LIBERO-Safety: a benchmark to test physical and semantic risks for vision‑language‑action robots
Researchers have introduced LIBERO‑Safety, a new benchmark built to check whether robots that understand pictures and text can act safely in cluttered, changing environments. These robots are called vision‑language‑action (VLA) models. The benchmark looks at two types of safety: physical safety (avoiding collisions and unsafe motions) and semantic safety (refusing or avoiding harmful or nonsensical instructions).
To create varied and realistic test cases, the team made a parametric scenario generator called the Unified Behavior Domain Definition Language (UBDDL). UBDDL can produce many different scenes with visual and physical randomness and with three difficulty tiers that separate semantic reasoning from physical constraints. The authors also built a keypose‑driven data pipeline that uses a few expert key poses together with an optimization planner to synthesize many collision‑free motion demonstrations. Using this pipeline they assembled 19,664 human‑screened, strictly collision‑free demonstrations across 40 tasks, with extensive domain randomization over thousands of scenes and hundreds of objects.
The paper uses that dataset and infrastructure to run a broad evaluation. The authors tested eight representative VLA models and two embodied foundation models across their safety tasks. A key finding is a generalization–safety tension: training on more varied data tends to produce safer motion trajectories, but overall task success is still limited. The two main remaining bottlenecks are sub‑optimal trajectory synthesis (the model plans bad or inefficient motions) and semantic misalignment (the model misunderstands instructions or fails to reject harmful ones).
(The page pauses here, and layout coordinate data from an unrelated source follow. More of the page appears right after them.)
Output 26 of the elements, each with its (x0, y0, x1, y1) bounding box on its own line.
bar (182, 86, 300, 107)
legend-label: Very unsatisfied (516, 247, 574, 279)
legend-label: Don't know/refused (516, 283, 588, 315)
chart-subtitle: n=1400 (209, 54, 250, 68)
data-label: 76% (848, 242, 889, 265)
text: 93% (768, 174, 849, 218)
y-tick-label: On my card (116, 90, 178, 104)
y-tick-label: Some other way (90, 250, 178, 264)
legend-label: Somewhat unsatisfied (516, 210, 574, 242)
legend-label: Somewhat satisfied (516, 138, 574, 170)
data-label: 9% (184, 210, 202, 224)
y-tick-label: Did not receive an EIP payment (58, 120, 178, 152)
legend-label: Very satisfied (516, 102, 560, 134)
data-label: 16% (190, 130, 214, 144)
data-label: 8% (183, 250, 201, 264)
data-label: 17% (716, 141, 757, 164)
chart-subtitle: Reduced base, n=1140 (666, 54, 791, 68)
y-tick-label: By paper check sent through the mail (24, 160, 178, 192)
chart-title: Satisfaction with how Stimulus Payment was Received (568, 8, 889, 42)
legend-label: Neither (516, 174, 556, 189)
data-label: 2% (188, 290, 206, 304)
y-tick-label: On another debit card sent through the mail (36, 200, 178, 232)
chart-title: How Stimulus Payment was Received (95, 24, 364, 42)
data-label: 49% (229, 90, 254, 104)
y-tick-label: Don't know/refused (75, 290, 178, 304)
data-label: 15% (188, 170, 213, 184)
This work matters because real‑world robot deployment needs both reliable motion and correct understanding of instructions. Existing benchmarks often use static, simple setups or slow human teleoperation and so miss many safety risks. LIBERO‑Safety supplies a scalable way to generate safety test cases, a large collision‑free dataset, and a structured set of failure modes. Those resources can help researchers and engineers find when a VLA system might behave unsafely and direct improvements in planning and language grounding.